L'aspetto più inatteso del mio viaggio mi si rivela subito: per mia scelta vado a stare in una casa nel punto d'incontro del territorio tra Chesam e Amersham, due cittadine situate nella zona nove della metropolitana di Londra. Nella zona dei boschi, dove della città non arriva più nemmeno l’eco. Dove la gente ogni mattina prende il treno, poi la metro, poi cambia treno, e finalmente raggiunge il posto di lavoro. La mia prima Inghilterra è stata la vita nel cottage immersa in un silenzio verde, costellato dai ritmi della natura. Ho visto "gli inglesi" dei due paesini, la loro vita quotidiana, ho condiviso gli stessi supermercati e lo stesso unico pub. E ho mangiato lo stesso gelato.
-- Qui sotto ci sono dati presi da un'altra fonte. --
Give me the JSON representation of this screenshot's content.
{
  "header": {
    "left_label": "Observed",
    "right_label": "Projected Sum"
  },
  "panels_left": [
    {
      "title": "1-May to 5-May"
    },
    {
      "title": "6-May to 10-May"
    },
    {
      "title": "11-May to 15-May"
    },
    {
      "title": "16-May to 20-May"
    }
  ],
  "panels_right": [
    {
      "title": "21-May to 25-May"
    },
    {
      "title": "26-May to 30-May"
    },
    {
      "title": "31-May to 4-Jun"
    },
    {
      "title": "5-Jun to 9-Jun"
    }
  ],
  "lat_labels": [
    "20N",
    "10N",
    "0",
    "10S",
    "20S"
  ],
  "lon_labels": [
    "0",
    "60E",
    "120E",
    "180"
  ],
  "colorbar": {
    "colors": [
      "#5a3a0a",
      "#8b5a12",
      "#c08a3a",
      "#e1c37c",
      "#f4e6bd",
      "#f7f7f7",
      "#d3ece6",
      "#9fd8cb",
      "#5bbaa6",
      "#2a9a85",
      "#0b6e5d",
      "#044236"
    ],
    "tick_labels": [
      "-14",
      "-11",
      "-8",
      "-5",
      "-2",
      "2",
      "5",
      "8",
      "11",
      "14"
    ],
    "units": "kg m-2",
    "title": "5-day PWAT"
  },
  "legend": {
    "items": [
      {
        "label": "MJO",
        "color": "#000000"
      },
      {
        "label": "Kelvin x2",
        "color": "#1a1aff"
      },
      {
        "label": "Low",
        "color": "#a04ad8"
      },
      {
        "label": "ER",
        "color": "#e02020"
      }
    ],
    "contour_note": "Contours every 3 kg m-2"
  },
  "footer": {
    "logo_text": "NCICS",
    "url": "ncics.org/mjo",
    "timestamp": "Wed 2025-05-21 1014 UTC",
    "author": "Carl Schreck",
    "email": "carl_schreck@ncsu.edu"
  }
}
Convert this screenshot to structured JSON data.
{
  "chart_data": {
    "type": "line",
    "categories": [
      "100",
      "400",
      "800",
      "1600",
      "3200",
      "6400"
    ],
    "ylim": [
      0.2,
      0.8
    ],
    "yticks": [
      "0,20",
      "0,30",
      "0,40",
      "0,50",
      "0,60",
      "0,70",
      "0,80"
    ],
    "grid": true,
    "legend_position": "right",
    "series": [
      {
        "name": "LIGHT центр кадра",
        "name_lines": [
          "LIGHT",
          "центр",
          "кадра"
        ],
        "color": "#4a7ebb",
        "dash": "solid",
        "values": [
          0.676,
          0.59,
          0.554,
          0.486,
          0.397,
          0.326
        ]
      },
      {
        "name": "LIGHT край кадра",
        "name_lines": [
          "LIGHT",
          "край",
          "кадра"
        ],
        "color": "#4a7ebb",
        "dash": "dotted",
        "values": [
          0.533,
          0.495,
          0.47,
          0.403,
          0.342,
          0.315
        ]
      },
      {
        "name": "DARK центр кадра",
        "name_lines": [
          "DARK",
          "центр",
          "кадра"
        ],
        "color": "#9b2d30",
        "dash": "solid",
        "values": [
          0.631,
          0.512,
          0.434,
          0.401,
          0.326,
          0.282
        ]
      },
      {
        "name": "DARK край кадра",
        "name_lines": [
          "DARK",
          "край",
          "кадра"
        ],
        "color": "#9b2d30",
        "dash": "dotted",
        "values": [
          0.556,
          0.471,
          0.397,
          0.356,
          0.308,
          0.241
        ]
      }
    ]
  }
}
Mi avevano detto dell'indifferenza degli inglesi, ho trovato invece la differenza, la differenza della civiltà, quando cioè la civiltà passa dall'essere imposta ad essere spontanea. Mentre metto dentro i sacchi della spesa gli alimenti che ho appena acquistato, non c'è nessuno che mi "prega" di farmi in là. Un signore anziano aspetta che io abbia finito di deporre l'ultimo pacco di biscotti prima di avviarsi dietro di me verso l'uscita. Una sorridente ragazza bianca e rossa (sorella di biancaneve, penso) mi serve un gelato rivolgendomi la parola nella sua lingua che io capisco molto all'ingrosso, e poi dopo il mio "grazie" in italiano , mi dice I like Firenze, I like Italy e di quello che mi ha detto dopo ho capito solo il sorriso.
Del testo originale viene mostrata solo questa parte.